What happens if I don't repair my lease car?

Quick answer: You hand over control of the bill. The lease company tallies every bit of damage and pulls a price from its list for repair, repair and repaint, or replacement -- with no option to try cheaper fixes like polishing a scratch out first.

If you don't repair your lease car before handing it back, you are really throwing caution to the wind. You will have to pay for any devaluation from excessive wear and tear, and you will be relinquishing all control of what you pay. It is the single biggest reason drivers end up with a surprise invoice weeks after the car has been collected.

You lose control of the bill

The lease company will tally up any and all damage to the car and, from a list, they will pull a price for repair, repair and repaint or replacement. You don't see the quote, you don't choose the repairer, and you don't get to decide whether a panel needs a full respray or a SMART repair. The invoice lands and you pay it.

If the total cost of repairs is under a threshold, then they probably won't charge you, but if it goes over, they will hit you with the whole bill -- not just the bit above the threshold.

Levels of repair that you are walking away from

With many kinds of damage, there are various levels of repair. Lease companies tend to pick the thorough (and expensive) option because it is the safest for them, not the cheapest for you.

A scratch on the bonnet might polish out cheaply -- or if it is deep, you may be able to polish most of it and touch in the rest, turning a rechargeable scratch into a marginal one. Kerbed alloys put right by a specialist wheel refurbisher will usually cost less than the lessor's standard charge. Small dents can often be reset by paintless dent removal for a fraction of a bodyshop repair. Stone chips touched in and polished often bring them inside fair wear and tear. And a proper valet costs far less than an end-of-lease cleaning recharge. All of those are examples of end of lease repairs done while you still control the process -- and the cost.

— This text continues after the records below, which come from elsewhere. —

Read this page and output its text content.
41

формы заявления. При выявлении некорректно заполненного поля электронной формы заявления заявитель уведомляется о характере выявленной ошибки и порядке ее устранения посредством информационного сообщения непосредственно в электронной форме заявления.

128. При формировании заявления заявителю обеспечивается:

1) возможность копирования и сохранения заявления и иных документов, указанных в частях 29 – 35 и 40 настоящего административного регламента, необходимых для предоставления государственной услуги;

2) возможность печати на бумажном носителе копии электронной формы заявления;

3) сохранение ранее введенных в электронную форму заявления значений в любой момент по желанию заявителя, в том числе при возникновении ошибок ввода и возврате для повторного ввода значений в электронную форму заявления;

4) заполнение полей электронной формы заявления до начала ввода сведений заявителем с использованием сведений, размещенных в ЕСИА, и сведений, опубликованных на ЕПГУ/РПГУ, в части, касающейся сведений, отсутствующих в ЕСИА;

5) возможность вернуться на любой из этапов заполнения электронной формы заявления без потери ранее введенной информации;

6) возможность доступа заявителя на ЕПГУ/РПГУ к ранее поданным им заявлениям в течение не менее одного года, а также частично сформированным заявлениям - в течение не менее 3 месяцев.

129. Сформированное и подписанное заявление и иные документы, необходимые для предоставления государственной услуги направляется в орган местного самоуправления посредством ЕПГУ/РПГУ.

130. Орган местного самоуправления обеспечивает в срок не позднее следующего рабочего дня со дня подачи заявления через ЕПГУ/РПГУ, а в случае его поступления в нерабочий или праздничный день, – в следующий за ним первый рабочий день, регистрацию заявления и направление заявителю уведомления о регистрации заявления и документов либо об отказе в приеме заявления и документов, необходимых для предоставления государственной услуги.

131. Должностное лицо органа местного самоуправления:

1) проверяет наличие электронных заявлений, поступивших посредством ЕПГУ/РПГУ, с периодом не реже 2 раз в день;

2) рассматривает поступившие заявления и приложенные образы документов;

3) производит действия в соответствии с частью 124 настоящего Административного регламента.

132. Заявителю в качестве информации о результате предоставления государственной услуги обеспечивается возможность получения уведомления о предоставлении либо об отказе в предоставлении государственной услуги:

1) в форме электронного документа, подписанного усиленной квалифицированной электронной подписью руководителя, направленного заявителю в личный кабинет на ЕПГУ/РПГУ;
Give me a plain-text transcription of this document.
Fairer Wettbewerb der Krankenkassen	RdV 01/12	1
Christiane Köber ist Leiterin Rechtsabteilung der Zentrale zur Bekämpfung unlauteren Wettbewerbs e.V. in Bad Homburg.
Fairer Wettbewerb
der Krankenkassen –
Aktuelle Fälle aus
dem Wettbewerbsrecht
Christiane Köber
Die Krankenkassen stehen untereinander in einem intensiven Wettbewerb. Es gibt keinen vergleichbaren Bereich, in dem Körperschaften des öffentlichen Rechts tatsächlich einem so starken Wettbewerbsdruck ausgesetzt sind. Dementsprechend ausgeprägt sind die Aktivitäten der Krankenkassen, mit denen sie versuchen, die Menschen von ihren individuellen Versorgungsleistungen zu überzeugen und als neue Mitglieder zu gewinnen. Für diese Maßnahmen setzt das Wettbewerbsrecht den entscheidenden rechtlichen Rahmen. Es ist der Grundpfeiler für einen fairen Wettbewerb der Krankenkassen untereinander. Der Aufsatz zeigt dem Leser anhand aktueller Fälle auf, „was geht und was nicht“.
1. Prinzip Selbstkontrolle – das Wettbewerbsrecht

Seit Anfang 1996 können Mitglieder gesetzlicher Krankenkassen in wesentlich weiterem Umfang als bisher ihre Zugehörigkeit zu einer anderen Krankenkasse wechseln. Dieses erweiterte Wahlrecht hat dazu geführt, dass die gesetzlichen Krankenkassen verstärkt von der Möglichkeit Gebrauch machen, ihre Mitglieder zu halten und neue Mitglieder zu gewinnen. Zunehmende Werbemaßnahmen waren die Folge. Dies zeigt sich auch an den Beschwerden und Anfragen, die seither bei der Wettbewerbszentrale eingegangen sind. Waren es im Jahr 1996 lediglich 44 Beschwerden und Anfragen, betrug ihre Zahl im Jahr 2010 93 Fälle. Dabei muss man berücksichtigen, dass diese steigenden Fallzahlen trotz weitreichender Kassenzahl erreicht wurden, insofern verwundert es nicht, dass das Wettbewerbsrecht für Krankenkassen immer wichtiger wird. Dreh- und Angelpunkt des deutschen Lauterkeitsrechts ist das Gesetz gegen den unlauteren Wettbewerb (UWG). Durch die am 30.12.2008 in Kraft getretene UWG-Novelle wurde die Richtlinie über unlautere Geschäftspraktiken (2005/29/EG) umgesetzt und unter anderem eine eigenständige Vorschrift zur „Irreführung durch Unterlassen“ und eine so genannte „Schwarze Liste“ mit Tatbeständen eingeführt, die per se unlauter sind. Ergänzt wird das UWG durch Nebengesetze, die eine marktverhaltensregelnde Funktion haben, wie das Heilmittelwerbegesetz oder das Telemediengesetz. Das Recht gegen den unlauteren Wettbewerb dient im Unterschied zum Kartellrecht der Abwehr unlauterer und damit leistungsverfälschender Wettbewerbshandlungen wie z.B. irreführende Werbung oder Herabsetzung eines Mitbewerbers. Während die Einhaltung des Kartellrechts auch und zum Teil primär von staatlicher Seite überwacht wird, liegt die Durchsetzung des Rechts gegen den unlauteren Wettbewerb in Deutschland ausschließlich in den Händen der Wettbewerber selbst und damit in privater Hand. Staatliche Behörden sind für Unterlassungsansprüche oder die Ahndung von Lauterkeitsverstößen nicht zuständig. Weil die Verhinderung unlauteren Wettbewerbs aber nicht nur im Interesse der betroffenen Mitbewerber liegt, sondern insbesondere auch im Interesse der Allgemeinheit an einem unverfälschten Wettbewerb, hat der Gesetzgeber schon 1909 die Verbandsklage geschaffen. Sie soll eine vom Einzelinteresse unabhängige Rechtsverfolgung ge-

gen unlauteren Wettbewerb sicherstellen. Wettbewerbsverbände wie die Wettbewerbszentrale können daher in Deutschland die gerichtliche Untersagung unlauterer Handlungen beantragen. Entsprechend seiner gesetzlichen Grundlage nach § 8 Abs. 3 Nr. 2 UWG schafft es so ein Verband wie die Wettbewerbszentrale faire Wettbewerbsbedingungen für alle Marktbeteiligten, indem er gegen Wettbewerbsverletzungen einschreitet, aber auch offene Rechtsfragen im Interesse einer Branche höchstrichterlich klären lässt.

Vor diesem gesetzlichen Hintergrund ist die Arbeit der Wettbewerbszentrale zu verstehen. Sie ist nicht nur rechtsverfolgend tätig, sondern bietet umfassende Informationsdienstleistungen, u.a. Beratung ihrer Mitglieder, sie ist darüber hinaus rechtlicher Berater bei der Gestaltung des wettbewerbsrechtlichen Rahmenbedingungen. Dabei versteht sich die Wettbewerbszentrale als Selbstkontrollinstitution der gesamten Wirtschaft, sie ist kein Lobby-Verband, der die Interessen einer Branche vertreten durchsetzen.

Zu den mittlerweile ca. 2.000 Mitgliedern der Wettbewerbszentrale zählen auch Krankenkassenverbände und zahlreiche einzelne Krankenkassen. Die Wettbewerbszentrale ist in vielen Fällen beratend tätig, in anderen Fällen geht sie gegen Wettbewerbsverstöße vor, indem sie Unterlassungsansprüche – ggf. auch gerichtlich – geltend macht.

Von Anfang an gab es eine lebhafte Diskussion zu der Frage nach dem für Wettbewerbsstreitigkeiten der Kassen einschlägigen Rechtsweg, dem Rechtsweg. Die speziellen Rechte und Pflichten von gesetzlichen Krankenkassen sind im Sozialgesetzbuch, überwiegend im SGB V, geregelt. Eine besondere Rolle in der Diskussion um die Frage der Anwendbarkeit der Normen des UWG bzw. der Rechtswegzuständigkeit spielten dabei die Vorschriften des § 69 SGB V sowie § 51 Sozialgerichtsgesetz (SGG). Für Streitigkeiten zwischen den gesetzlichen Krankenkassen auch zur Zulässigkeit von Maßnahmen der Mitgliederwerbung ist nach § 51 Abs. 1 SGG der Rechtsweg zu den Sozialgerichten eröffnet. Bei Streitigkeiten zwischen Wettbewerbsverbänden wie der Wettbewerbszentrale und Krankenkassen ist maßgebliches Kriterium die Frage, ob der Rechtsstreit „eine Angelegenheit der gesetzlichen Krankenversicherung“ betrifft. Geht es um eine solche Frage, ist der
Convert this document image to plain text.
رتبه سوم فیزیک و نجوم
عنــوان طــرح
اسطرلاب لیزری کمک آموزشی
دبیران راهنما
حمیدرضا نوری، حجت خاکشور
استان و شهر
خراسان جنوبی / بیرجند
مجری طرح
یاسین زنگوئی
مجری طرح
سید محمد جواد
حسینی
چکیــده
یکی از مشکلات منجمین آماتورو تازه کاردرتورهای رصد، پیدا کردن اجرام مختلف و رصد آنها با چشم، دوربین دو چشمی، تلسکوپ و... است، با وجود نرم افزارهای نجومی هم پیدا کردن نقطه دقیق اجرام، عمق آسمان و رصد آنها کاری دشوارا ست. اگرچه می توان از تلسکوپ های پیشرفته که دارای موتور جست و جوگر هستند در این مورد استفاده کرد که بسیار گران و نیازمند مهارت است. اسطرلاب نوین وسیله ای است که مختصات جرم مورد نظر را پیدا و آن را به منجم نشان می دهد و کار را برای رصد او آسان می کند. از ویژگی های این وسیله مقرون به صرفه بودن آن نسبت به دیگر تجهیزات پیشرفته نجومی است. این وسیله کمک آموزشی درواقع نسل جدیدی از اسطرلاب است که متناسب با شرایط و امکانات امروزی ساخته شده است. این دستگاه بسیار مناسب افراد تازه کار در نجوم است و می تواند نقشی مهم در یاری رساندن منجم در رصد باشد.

You often don't know what a defect will take until you try. Send the car back as it is and the lease company doesn't have that option: they just charge you for repair and repaint.

Why lease-company pricing runs high

To be fair to them, a proper bonnet repaint would blend the paintwork across the front wings -- three panels, not one -- because fresh clear coat rarely matches weathered paint on the adjoining panels. If they only charge you for the bonnet, the recharge is likely less than a real-world repair would cost on the open market.

It is still typically three to four times the cost of having a detailer buff it out with a machine polisher, because the quote assumes a full bodyshop job rather than paintwork correction. For a sense of what those recharge figures actually look like in practice, see what do lease car recharges typically cost.

What "fair wear and tear" actually covers

The BVRLA's fair wear and tear guide sets out what lessors should accept without charge after normal use. Things outside that guide -- sharp dents, scuffed upholstery, cracked trim, scratches through the clear coat -- are what you want to address before the lease return inspection. Anything the inspector can bring inside the fair-wear envelope is a bill you don't receive.

What happens on inspection day

The inspector walks the car in good light, notes every defect on a tablet with photos, and produces a condition report. That report goes to the lessor, who prices it from their schedule. By the time you get the invoice, the car is usually gone, often already at auction, so disputing specific items is harder without your own photos taken before collection.

  • Walk the car yourself in daylight a fortnight before return, using our free end of lease inspection checklist to make sure nothing is missed.
  • Photograph every panel, the wheels, the interior and the boot.
  • Get quotes for any marginal items so you can compare to the recharge.
  • Ask for a copy of the condition report on the day.

DIY vs. booking a specialist

Small marks, light swirl marks, and a thorough valet are jobs a careful owner can do at home. Anything involving paint, dent removal or alloy refurb is usually best left to a specialist -- a bad DIY repair can look worse than the original defect, and an obviously botched touch-in can itself trigger a charge.

Common mistakes drivers make

  • Assuming the lessor will be lenient because the rest of the car is tidy.
  • Washing the car so well the inspector spots every mark that dirt was hiding -- especially if a cheap hand car wash has added new swirl marks on top.
  • Leaving a cracked alloy or a scuffed bumper for "them to sort out".
  • Forgetting the service book, spare key, locking wheel nut or boot floor parcel shelf -- any missing item triggers a flat-rate charge on most return schedules.

When skipping repairs might actually make sense

If every defect on the car is clearly inside fair wear and tear -- stone chips smaller than the BVRLA guide allows, light swirls, a clean interior -- there is nothing to repair and you are safe to hand it back as-is. The trap is assuming your car falls in that category without checking. An independent pre-return inspection is the cheap way to find out.

The bottom line

Have the work carried out before the car goes back and you often have ways to greatly reduce costs, or avoid charges entirely. Send it back as-is and those options are gone -- the lessor's price list is the only number that matters.